Même si cette décision n’a a priori pas un impact fondamental pour une grande majorité des inventions, la tendance est donc à un resserrement des conditions de brevetabilité auprès de l’Office américain.

L’expertise du Conseil en Propriété Industrielle, la qualité de rédaction et le suivi des demandes de brevet s’avèrent d’autant plus cruciales actuellement.
le 25 février 2009

CROISSANCE DES NOMS DE DOMAINE « .FR »


Des statistiques récentes montrent un accroissement important du nombre de noms de domaine se terminant par « .fr ». Ainsi, ils sont actuellement 1.3 million avec un taux de croissance de 36 % sur 1 an alors que la croissance enregistrée pour l’ensemble des noms de domaines est de l’ordre de 20 %.

On peut expliquer cet accroissement par l’assouplissement des règles d’attribution des noms de domaines « .fr » ainsi que par l’image de fiabilité que représente cette extension.

Ces récentes statistiques confirment donc l’intérêt de la réservation des noms de domaine en « .fr » pour les titulaires de marques en complément de protection.
le 12 décembre 2008

LE DIRECTEUR GENERAL DE L’INPI NOMME A LA TETE DE L’OFFICE EUROPEEN DES BREVETS


Benoît Battistelli, l’actuel Directeur Général de l’INPI, vient d’être nommé Président du Conseil d’Administration de l’Office Européen des Brevets.

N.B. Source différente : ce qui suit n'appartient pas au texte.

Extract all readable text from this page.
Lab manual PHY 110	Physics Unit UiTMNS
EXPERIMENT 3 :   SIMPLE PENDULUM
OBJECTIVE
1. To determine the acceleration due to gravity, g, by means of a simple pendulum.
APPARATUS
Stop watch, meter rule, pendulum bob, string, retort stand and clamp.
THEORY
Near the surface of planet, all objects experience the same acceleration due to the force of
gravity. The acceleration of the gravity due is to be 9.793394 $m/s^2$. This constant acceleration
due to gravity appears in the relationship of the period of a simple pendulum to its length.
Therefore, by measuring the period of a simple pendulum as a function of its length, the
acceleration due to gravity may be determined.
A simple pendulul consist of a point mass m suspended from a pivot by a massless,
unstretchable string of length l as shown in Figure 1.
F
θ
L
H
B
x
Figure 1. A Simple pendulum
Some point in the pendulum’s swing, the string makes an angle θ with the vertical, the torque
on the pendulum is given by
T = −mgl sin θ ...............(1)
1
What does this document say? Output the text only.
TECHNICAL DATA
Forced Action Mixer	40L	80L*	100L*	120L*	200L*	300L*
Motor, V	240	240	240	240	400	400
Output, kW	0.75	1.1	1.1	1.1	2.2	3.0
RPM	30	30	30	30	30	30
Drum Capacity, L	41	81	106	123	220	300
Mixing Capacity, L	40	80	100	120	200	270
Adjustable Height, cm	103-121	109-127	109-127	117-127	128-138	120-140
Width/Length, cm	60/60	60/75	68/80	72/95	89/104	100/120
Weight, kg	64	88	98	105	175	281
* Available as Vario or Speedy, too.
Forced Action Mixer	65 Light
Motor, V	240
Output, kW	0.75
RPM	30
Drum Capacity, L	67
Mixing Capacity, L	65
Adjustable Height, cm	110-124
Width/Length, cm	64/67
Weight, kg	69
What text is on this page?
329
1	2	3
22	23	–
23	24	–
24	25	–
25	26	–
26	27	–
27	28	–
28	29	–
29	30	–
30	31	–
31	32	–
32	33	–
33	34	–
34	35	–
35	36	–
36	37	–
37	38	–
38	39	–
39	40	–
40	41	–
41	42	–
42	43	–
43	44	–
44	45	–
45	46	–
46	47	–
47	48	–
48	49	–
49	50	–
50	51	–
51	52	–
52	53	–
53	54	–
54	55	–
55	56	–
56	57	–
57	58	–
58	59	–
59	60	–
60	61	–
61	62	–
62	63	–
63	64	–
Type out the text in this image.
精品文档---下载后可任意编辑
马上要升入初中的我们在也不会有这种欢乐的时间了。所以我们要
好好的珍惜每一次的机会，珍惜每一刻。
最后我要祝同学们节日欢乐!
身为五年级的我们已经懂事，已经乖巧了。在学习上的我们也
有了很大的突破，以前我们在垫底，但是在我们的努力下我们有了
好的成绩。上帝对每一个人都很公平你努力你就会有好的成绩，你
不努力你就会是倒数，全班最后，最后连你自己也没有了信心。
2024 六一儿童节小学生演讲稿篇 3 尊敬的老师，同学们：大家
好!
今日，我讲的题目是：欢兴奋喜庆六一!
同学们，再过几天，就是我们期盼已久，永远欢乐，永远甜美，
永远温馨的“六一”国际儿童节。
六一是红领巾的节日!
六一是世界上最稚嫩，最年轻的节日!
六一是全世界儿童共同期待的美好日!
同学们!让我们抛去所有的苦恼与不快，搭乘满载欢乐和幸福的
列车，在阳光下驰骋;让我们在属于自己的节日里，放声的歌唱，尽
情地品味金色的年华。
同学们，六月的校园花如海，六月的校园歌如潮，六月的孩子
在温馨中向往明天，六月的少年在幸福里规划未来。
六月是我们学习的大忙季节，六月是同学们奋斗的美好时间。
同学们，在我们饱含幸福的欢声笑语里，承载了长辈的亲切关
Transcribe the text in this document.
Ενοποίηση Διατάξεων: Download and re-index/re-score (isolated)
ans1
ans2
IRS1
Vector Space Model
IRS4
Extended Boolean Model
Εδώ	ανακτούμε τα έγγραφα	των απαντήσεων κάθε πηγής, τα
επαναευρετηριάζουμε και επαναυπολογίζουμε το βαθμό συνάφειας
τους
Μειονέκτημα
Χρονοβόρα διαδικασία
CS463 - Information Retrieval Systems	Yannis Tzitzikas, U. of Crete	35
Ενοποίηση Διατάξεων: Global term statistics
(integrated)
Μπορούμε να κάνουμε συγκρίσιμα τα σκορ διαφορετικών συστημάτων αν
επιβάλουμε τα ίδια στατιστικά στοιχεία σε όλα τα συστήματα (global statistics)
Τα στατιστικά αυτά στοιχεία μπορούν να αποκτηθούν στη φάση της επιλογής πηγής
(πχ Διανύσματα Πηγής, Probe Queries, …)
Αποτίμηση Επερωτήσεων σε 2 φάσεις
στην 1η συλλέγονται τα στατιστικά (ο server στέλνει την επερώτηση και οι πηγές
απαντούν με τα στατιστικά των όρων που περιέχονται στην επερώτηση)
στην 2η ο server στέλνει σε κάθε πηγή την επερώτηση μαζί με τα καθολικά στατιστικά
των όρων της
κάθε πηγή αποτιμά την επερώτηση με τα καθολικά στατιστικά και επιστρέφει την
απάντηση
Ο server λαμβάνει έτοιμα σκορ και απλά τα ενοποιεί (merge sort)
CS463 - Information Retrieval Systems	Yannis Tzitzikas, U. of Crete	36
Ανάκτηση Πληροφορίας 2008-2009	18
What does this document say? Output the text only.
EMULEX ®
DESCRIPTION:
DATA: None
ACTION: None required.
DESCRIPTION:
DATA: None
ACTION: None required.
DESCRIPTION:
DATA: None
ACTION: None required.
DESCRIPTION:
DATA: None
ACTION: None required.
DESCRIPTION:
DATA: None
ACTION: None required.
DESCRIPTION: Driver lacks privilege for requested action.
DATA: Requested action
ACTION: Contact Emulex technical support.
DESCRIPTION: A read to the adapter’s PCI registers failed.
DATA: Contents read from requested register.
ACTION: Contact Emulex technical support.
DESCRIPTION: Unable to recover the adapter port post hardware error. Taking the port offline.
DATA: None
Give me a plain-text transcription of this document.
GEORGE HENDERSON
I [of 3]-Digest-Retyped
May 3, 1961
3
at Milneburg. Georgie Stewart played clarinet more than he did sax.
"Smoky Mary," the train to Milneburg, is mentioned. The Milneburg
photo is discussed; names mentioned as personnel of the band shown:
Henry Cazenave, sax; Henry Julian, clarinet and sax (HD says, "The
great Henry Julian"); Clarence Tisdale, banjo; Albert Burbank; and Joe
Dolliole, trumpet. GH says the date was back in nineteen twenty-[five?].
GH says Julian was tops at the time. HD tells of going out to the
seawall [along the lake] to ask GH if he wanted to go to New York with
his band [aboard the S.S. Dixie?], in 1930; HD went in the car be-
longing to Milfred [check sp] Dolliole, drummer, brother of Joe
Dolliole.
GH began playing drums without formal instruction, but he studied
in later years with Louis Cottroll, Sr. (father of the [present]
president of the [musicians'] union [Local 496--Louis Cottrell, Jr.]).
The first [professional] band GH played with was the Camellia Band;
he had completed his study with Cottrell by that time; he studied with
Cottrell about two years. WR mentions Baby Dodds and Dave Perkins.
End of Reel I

Son mandat de Président du Conseil d’Administration débutera le 5 mars 2009 pour une durée de trois ans. Cela ne devrait pas affecter ses fonctions actuelles de Directeur Général de l’INPI.

Avec cette nomination nous pouvons espérer que la France jouera un rôle important dans les évolutions attendues en matière de brevets : Accord sur le Règlement des Litiges en matière de brevets européens, mise en place d’un brevet communautaire etc.